Coronary angiography is a routine procedure now. But the technique of angiography is different site by site. Colleagues sometimes are not aware of how deep and how co-axial is the catheter. The intensity, volume, and speed of injection cannot be made equally without special injection devices. Also, the lengths of cine are different indifferent clinics. Sometimes all phases of contrast passage are not registered. One of the mistakes is not changing the volume or speed of injection. The performing doctor should be aware of the basic anatomic and pathophysiologic peculiarities of the patient to make angiography safe and informative.
Conclusion:
The model shows the dangers of underestimation technical aspects of angiography.
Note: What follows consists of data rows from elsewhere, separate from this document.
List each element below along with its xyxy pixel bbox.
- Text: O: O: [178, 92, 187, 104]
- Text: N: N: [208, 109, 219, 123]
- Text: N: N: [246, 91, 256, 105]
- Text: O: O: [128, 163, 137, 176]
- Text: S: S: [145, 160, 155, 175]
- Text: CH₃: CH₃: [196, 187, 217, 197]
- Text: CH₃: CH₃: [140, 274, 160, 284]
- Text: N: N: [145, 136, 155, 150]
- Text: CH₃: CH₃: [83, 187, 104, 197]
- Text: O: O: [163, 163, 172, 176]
First, get the optimal placement of a catheter tip. The position is important to get the tight filling of the artery and to prevent artery damage. Second, avoid excessive intensive injection of contrast. The contrast injection should be as delicate as necessary to get a good picture. Third, our research found that these puddle-like contrast lakes on angiogram are the result of the hydrodynamic trauma. The clinical consequences of this damage possible can be the fibrosis or arrhythmogenic nodes, but due to limited cases, it is a hard subject of future research.